Riya Soni
DevOps & Cloud Engineer
CKA | CKS | Terraform Associate
Project
Concurrent GPU Utilization in Kubernetes Clusters
About Project
This project addresses the challenge of efficient GPU resource utilization within Kubernetes architecture. Developed a groundbreaking solution that allows multiple applications to concurrently leverage GPU resources.
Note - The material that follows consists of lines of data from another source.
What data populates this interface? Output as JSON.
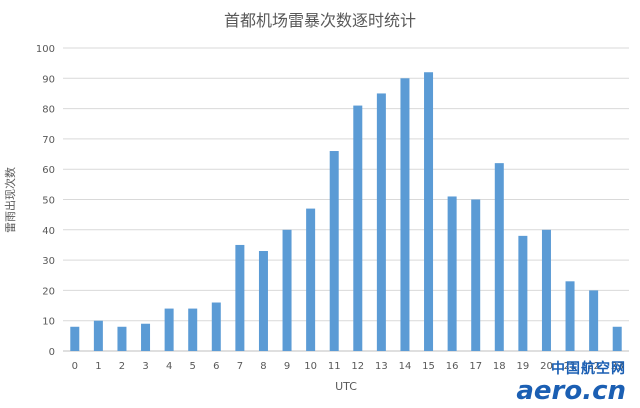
{
  "chart_data": {
    "type": "bar",
    "title": "首都机场雷暴次数逐时统计",
    "xlabel": "UTC",
    "ylabel": "雷雨出现次数",
    "ylim": [
      0,
      100
    ],
    "yticks": [
      0,
      10,
      20,
      30,
      40,
      50,
      60,
      70,
      80,
      90,
      100
    ],
    "grid": true,
    "categories": [
      "0",
      "1",
      "2",
      "3",
      "4",
      "5",
      "6",
      "7",
      "8",
      "9",
      "10",
      "11",
      "12",
      "13",
      "14",
      "15",
      "16",
      "17",
      "18",
      "19",
      "20",
      "21",
      "22",
      "23"
    ],
    "values": [
      8,
      10,
      8,
      9,
      14,
      14,
      16,
      35,
      33,
      40,
      47,
      66,
      81,
      85,
      90,
      92,
      51,
      50,
      62,
      38,
      40,
      23,
      20,
      8
    ],
    "colors": {
      "bar": "#5b9bd5",
      "grid": "#d9d9d9",
      "axis": "#bfbfbf",
      "text": "#595959"
    }
  },
  "watermark": {
    "top": "中国航空网",
    "main": "aero.cn",
    "color": "#1b5fb3"
  }
}
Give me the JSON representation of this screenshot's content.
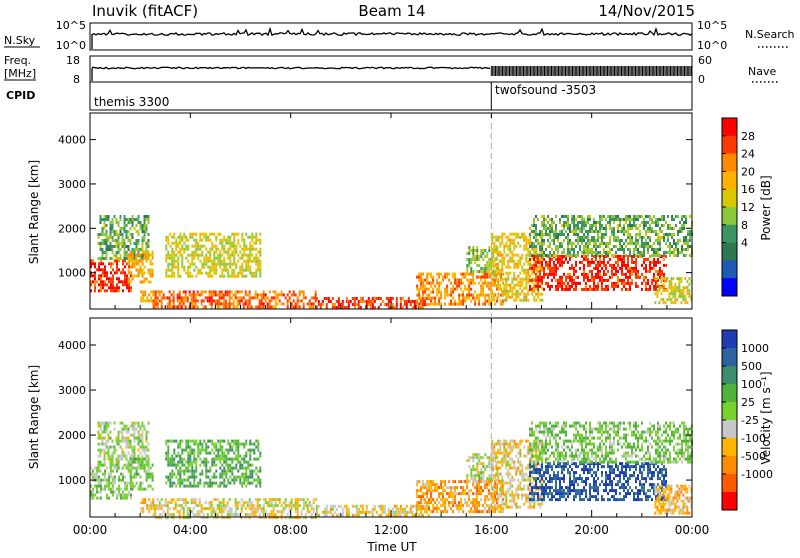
{
  "header": {
    "radar": "Inuvik (fitACF)",
    "beam": "Beam 14",
    "date": "14/Nov/2015"
  },
  "strips": {
    "nsky": {
      "label": "N.Sky",
      "ticks": [
        "10^5",
        "10^0"
      ]
    },
    "nsearch": {
      "label": "N.Search",
      "ticks": [
        "10^5",
        "10^0"
      ]
    },
    "freq": {
      "label_top": "Freq.",
      "label_bottom": "[MHz]",
      "ticks": [
        "18",
        "8"
      ]
    },
    "nave": {
      "label": "Nave",
      "ticks": [
        "60",
        "0"
      ]
    },
    "cpid": {
      "label": "CPID",
      "segments": [
        "themis 3300",
        "twofsound -3503"
      ]
    }
  },
  "power_panel": {
    "ylabel": "Slant Range [km]",
    "yticks": [
      "4000",
      "3000",
      "2000",
      "1000"
    ],
    "colorbar_label": "Power [dB]",
    "colorbar_ticks": [
      "28",
      "24",
      "20",
      "16",
      "12",
      "8",
      "4"
    ],
    "colors": [
      "#ff0000",
      "#ff3a00",
      "#ff8c00",
      "#ffb300",
      "#d8c800",
      "#8cc83c",
      "#3c9664",
      "#2d7850",
      "#1e5ab4",
      "#0000ff"
    ]
  },
  "velocity_panel": {
    "ylabel": "Slant Range [km]",
    "yticks": [
      "4000",
      "3000",
      "2000",
      "1000"
    ],
    "colorbar_label": "Velocity [m s⁻¹]",
    "colorbar_ticks": [
      "1000",
      "500",
      "100",
      "25",
      "-25",
      "-100",
      "-500",
      "-1000"
    ],
    "colors": [
      "#1e3cb4",
      "#2d64a0",
      "#3c8c6e",
      "#50b43c",
      "#78d22d",
      "#c8c8c8",
      "#ffb400",
      "#ff8c00",
      "#ff5a00",
      "#ff0000"
    ]
  },
  "xaxis": {
    "ticks": [
      "00:00",
      "04:00",
      "08:00",
      "12:00",
      "16:00",
      "20:00",
      "00:00"
    ],
    "label": "Time UT"
  },
  "chart_data": {
    "type": "heatmap",
    "title": "Inuvik (fitACF) Beam 14 14/Nov/2015",
    "xlabel": "Time UT",
    "ylabel": "Slant Range [km]",
    "x_range_hours": [
      0,
      24
    ],
    "y_range_km": [
      180,
      4600
    ],
    "power_scale_db": [
      0,
      30
    ],
    "velocity_scale": [
      -1000,
      1000
    ],
    "cpid_change_hour": 16.0,
    "power_regions": [
      {
        "t0": 0.0,
        "t1": 1.6,
        "r0": 600,
        "r1": 1300,
        "power": 26
      },
      {
        "t0": 0.3,
        "t1": 2.3,
        "r0": 1300,
        "r1": 2300,
        "power": 12
      },
      {
        "t0": 1.5,
        "t1": 2.5,
        "r0": 800,
        "r1": 1500,
        "power": 20
      },
      {
        "t0": 2.0,
        "t1": 2.7,
        "r0": 300,
        "r1": 600,
        "power": 20
      },
      {
        "t0": 3.0,
        "t1": 6.8,
        "r0": 900,
        "r1": 1900,
        "power": 16
      },
      {
        "t0": 2.5,
        "t1": 9.0,
        "r0": 200,
        "r1": 600,
        "power": 24
      },
      {
        "t0": 9.0,
        "t1": 13.5,
        "r0": 200,
        "r1": 450,
        "power": 26
      },
      {
        "t0": 13.0,
        "t1": 16.5,
        "r0": 300,
        "r1": 1000,
        "power": 22
      },
      {
        "t0": 15.0,
        "t1": 16.2,
        "r0": 1000,
        "r1": 1600,
        "power": 14
      },
      {
        "t0": 16.0,
        "t1": 18.0,
        "r0": 400,
        "r1": 1900,
        "power": 18
      },
      {
        "t0": 17.5,
        "t1": 23.0,
        "r0": 600,
        "r1": 1400,
        "power": 27
      },
      {
        "t0": 17.5,
        "t1": 24.0,
        "r0": 1400,
        "r1": 2300,
        "power": 12
      },
      {
        "t0": 22.5,
        "t1": 24.0,
        "r0": 300,
        "r1": 900,
        "power": 16
      }
    ],
    "velocity_regions": [
      {
        "t0": 0.0,
        "t1": 1.6,
        "r0": 600,
        "r1": 1300,
        "velocity": 50
      },
      {
        "t0": 0.3,
        "t1": 2.3,
        "r0": 1300,
        "r1": 2300,
        "velocity": 10
      },
      {
        "t0": 1.5,
        "t1": 2.5,
        "r0": 800,
        "r1": 1500,
        "velocity": 200
      },
      {
        "t0": 2.0,
        "t1": 2.7,
        "r0": 300,
        "r1": 600,
        "velocity": -300
      },
      {
        "t0": 3.0,
        "t1": 6.8,
        "r0": 900,
        "r1": 1900,
        "velocity": 300
      },
      {
        "t0": 2.5,
        "t1": 9.0,
        "r0": 200,
        "r1": 600,
        "velocity": -150
      },
      {
        "t0": 9.0,
        "t1": 13.5,
        "r0": 200,
        "r1": 450,
        "velocity": -200
      },
      {
        "t0": 13.0,
        "t1": 16.5,
        "r0": 300,
        "r1": 1000,
        "velocity": -400
      },
      {
        "t0": 15.0,
        "t1": 16.2,
        "r0": 1000,
        "r1": 1600,
        "velocity": -20
      },
      {
        "t0": 16.0,
        "t1": 18.0,
        "r0": 400,
        "r1": 1900,
        "velocity": -200
      },
      {
        "t0": 17.5,
        "t1": 23.0,
        "r0": 600,
        "r1": 1400,
        "velocity": 800
      },
      {
        "t0": 17.5,
        "t1": 24.0,
        "r0": 1400,
        "r1": 2300,
        "velocity": 150
      },
      {
        "t0": 22.5,
        "t1": 24.0,
        "r0": 300,
        "r1": 900,
        "velocity": -300
      }
    ]
  }
}
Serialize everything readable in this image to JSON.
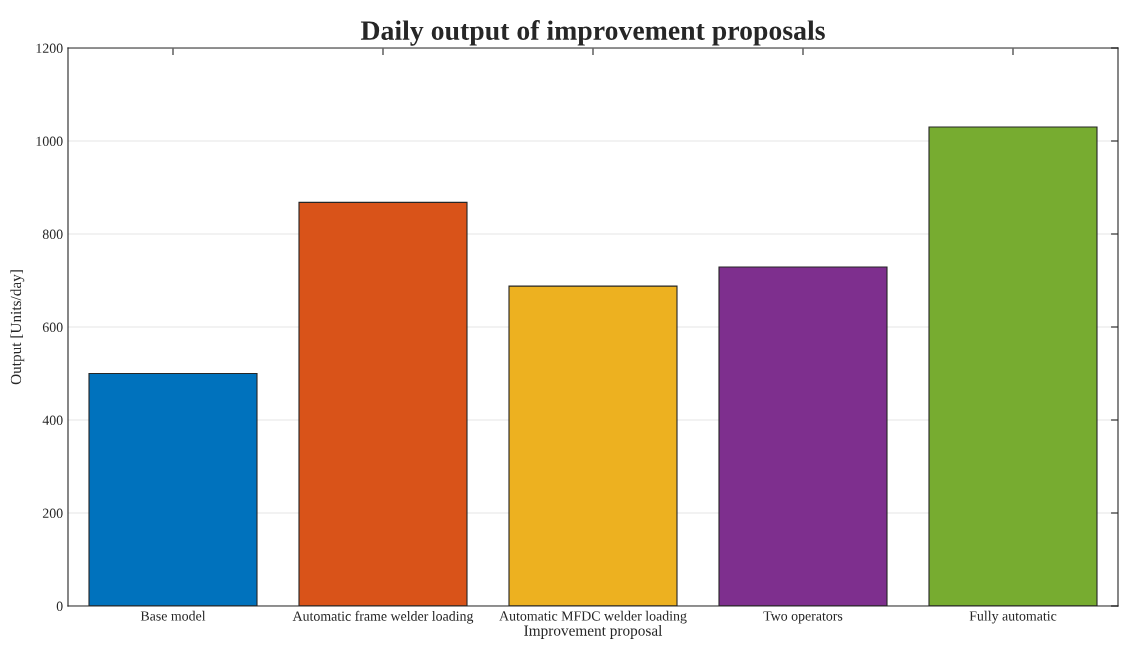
{
  "chart_data": {
    "type": "bar",
    "title": "Daily output of improvement proposals",
    "xlabel": "Improvement proposal",
    "ylabel": "Output [Units/day]",
    "categories": [
      "Base model",
      "Automatic frame welder loading",
      "Automatic MFDC welder loading",
      "Two operators",
      "Fully automatic"
    ],
    "values": [
      500,
      868,
      688,
      729,
      1030
    ],
    "colors": [
      "#0072bd",
      "#d95319",
      "#edb120",
      "#7e2f8e",
      "#77ac30"
    ],
    "ylim": [
      0,
      1200
    ],
    "yticks": [
      0,
      200,
      400,
      600,
      800,
      1000,
      1200
    ],
    "grid": "y"
  }
}
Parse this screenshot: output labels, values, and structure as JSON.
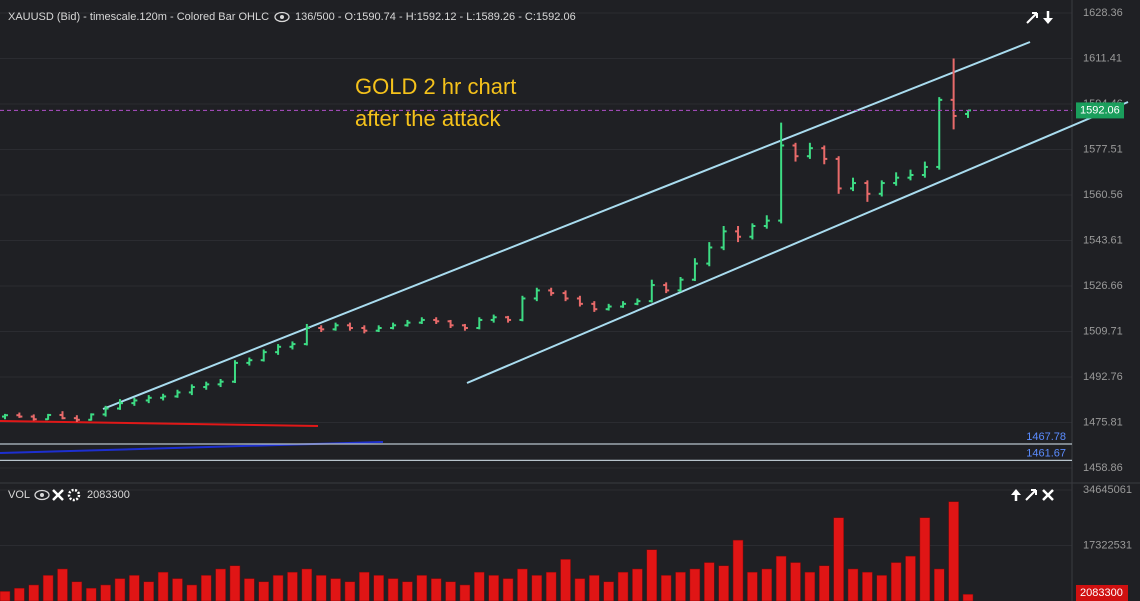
{
  "chart_data": {
    "type": "ohlc",
    "title": "XAUUSD (Bid) - timescale.120m - Colored Bar OHLC",
    "subtitle": "136/500 - O:1590.74 - H:1592.12 - L:1589.26 - C:1592.06",
    "annotations": [
      "GOLD 2 hr chart",
      "after the attack"
    ],
    "up_color": "#3ddc84",
    "down_color": "#e86a6a",
    "ylim": [
      1453.25,
      1633.2
    ],
    "yticks": [
      1628.36,
      1611.41,
      1594.46,
      1577.51,
      1560.56,
      1543.61,
      1526.66,
      1509.71,
      1492.76,
      1475.81,
      1458.86
    ],
    "grid": true,
    "levels": [
      1467.78,
      1461.67
    ],
    "ohlc": [
      [
        1478,
        1479,
        1477,
        1478.5
      ],
      [
        1478.5,
        1479.5,
        1477.5,
        1478
      ],
      [
        1478,
        1478.8,
        1476.5,
        1477
      ],
      [
        1477,
        1479,
        1476.8,
        1478.6
      ],
      [
        1478.6,
        1480,
        1477,
        1477.4
      ],
      [
        1477.4,
        1478.5,
        1476,
        1476.8
      ],
      [
        1476.8,
        1479.2,
        1476.5,
        1478.8
      ],
      [
        1478.8,
        1482,
        1478,
        1481
      ],
      [
        1481,
        1484.5,
        1480.5,
        1483
      ],
      [
        1483,
        1485,
        1482,
        1484
      ],
      [
        1484,
        1486,
        1483,
        1485
      ],
      [
        1485,
        1486.5,
        1484,
        1485.5
      ],
      [
        1485.5,
        1488,
        1485,
        1487
      ],
      [
        1487,
        1490,
        1486,
        1489
      ],
      [
        1489,
        1491,
        1488,
        1490
      ],
      [
        1490,
        1492,
        1489,
        1491
      ],
      [
        1491,
        1499,
        1490.5,
        1498
      ],
      [
        1498,
        1500,
        1497,
        1499
      ],
      [
        1499,
        1503,
        1498.5,
        1502
      ],
      [
        1502,
        1505,
        1501,
        1504
      ],
      [
        1504,
        1506,
        1503,
        1505
      ],
      [
        1505,
        1512.5,
        1504.5,
        1511
      ],
      [
        1511,
        1512,
        1509.5,
        1510.5
      ],
      [
        1510.5,
        1513,
        1510,
        1512
      ],
      [
        1512,
        1513,
        1510,
        1511
      ],
      [
        1511,
        1512,
        1509,
        1510
      ],
      [
        1510,
        1512,
        1509.5,
        1511
      ],
      [
        1511,
        1513,
        1510.5,
        1512
      ],
      [
        1512,
        1514,
        1511.5,
        1513
      ],
      [
        1513,
        1515,
        1512.5,
        1514
      ],
      [
        1514,
        1515,
        1512.5,
        1513.5
      ],
      [
        1513.5,
        1514,
        1511,
        1512
      ],
      [
        1512,
        1512.5,
        1510,
        1511
      ],
      [
        1511,
        1515,
        1510.5,
        1514
      ],
      [
        1514,
        1516,
        1513,
        1515
      ],
      [
        1515,
        1515.5,
        1513,
        1514
      ],
      [
        1514,
        1523,
        1513.5,
        1522
      ],
      [
        1522,
        1526,
        1521,
        1525
      ],
      [
        1525,
        1526,
        1523,
        1524
      ],
      [
        1524,
        1525,
        1521,
        1522
      ],
      [
        1522,
        1523,
        1519,
        1520
      ],
      [
        1520,
        1521,
        1517,
        1518
      ],
      [
        1518,
        1520,
        1517.5,
        1519
      ],
      [
        1519,
        1521,
        1518.5,
        1520
      ],
      [
        1520,
        1522,
        1519.5,
        1521
      ],
      [
        1521,
        1529,
        1520.5,
        1527
      ],
      [
        1527,
        1528,
        1524,
        1525
      ],
      [
        1525,
        1530,
        1524.5,
        1529
      ],
      [
        1529,
        1537,
        1528.5,
        1535
      ],
      [
        1535,
        1543,
        1534,
        1541
      ],
      [
        1541,
        1549,
        1540,
        1547
      ],
      [
        1547,
        1549,
        1543,
        1545
      ],
      [
        1545,
        1550,
        1544,
        1549
      ],
      [
        1549,
        1553,
        1548,
        1551
      ],
      [
        1551,
        1587.5,
        1550,
        1579
      ],
      [
        1579,
        1580,
        1573,
        1575
      ],
      [
        1575,
        1580,
        1574,
        1578
      ],
      [
        1578,
        1579,
        1572,
        1574
      ],
      [
        1574,
        1575,
        1561,
        1563
      ],
      [
        1563,
        1567,
        1562,
        1565
      ],
      [
        1565,
        1566,
        1558,
        1561
      ],
      [
        1561,
        1566,
        1560,
        1565
      ],
      [
        1565,
        1569,
        1564,
        1567
      ],
      [
        1567,
        1570,
        1566,
        1568
      ],
      [
        1568,
        1573,
        1567,
        1571
      ],
      [
        1571,
        1597,
        1570,
        1596
      ],
      [
        1596,
        1611.4,
        1585,
        1590
      ],
      [
        1590.74,
        1592.12,
        1589.26,
        1592.06
      ]
    ],
    "volume": {
      "label": "VOL",
      "color": "#e01515",
      "ylim": [
        0,
        36830000
      ],
      "yticks": [
        17322531,
        34645061
      ],
      "values": [
        3000000,
        4000000,
        5000000,
        8000000,
        10000000,
        6000000,
        4000000,
        5000000,
        7000000,
        8000000,
        6000000,
        9000000,
        7000000,
        5000000,
        8000000,
        10000000,
        11000000,
        7000000,
        6000000,
        8000000,
        9000000,
        10000000,
        8000000,
        7000000,
        6000000,
        9000000,
        8000000,
        7000000,
        6000000,
        8000000,
        7000000,
        6000000,
        5000000,
        9000000,
        8000000,
        7000000,
        10000000,
        8000000,
        9000000,
        13000000,
        7000000,
        8000000,
        6000000,
        9000000,
        10000000,
        16000000,
        8000000,
        9000000,
        10000000,
        12000000,
        11000000,
        19000000,
        9000000,
        10000000,
        14000000,
        12000000,
        9000000,
        11000000,
        26000000,
        10000000,
        9000000,
        8000000,
        12000000,
        14000000,
        26000000,
        10000000,
        31000000,
        2083300
      ]
    }
  }
}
By integrating GPU sharing mechanisms into Kubernetes, we can enhance the scalability and efficiency of GPU-accelerated workloads.
Tech Stack
- GPU Driver :Facilitates communication between the operating system and the GPU hardware, ensuring seamless resource allocation.
- NVIDIA Container Runtime (nvidia-docker2) :Enhances containerization by providing compatibility and optimized performance for NVIDIA GPUs.
- GPU Sharing Scheduler Extender :Custom scheduler extension for Kubernetes that intelligently allocates and manages GPU resources among multiple applications.
- GPU Sharing Device Plugin :Enables dynamic device plugin registration for shared GPU resources, ensuring efficient utilization across pods.
Key Features
- Enable multiple applications to run GPU-accelerated tasks simultaneously, improving overall system throughput.
- Efficiently allocate and deallocate GPU resources based on application demand, ensuring optimal resource utilization.